Alongside the growing numbers of the working and non-working poor in the developed world, and the gross exploitation of the labour and natural resources of the developing world, is a greater concentration of wealth in the hands of a few grotesquely rich people than has been seen since the days of La Belle Epoque in Europe and The Gilded Age in the USA.
Some people, responding to reports on global poverty, make the same old illiberal responses:
"People who work hard deserve to be rewarded."
“Rich people buy lots of goods and services so we all benefit.”
“There have always been rich people and poor people and always will.”
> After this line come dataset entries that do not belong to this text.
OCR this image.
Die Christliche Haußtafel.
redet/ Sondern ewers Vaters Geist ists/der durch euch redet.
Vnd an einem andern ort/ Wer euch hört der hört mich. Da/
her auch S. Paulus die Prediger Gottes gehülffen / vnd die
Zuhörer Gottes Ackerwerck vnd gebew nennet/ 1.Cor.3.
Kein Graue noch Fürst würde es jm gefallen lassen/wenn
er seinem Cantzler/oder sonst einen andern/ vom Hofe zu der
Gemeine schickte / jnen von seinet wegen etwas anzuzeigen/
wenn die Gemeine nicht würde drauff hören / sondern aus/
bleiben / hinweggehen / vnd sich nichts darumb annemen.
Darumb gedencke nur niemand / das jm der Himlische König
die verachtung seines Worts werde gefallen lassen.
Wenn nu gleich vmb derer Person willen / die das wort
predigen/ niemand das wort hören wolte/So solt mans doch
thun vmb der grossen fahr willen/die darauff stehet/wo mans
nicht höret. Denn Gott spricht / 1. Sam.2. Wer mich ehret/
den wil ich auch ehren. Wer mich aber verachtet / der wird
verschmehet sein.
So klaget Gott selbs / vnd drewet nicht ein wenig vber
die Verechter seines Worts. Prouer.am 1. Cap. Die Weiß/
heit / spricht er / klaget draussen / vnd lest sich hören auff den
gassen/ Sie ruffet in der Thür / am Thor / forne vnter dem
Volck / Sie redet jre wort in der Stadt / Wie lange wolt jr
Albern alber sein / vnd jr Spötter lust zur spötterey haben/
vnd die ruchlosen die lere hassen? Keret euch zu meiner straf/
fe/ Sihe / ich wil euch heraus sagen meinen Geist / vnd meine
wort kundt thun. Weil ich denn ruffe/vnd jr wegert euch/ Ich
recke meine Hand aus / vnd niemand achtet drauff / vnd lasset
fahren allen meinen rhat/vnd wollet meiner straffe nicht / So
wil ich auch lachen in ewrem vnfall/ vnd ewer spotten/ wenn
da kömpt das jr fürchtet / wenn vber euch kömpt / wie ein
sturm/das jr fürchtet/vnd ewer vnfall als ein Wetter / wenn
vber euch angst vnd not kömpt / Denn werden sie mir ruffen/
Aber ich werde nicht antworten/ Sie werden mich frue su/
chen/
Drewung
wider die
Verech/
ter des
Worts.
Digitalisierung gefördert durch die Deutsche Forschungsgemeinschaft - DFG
“The poor are people who make bad choices; the rich are people who make good choices.”
Do the people offering 'back to school' loans on which people pay 50% interest - earn their money?
Is a choice to behave parasitically, a good choice?
Do CEOs who are paid daily what a worker in their organisation is paid yearly, earn their money?
Will they spend what they are paid on goods and services that trickle down to the people who work for them, or will they invest wherever it yields the highest – unearned - interest?
Does someone who inherits wealth, which grows exponentially because of investments made on the advice of paid employees, earn their money?
Does a movie celebrity paid $50m per movie earn their money?
And do working people who are paid such a low wage that they have to borrow from loan sharks in order to equip their kids for school, "gain deservedly in return for their efforts"?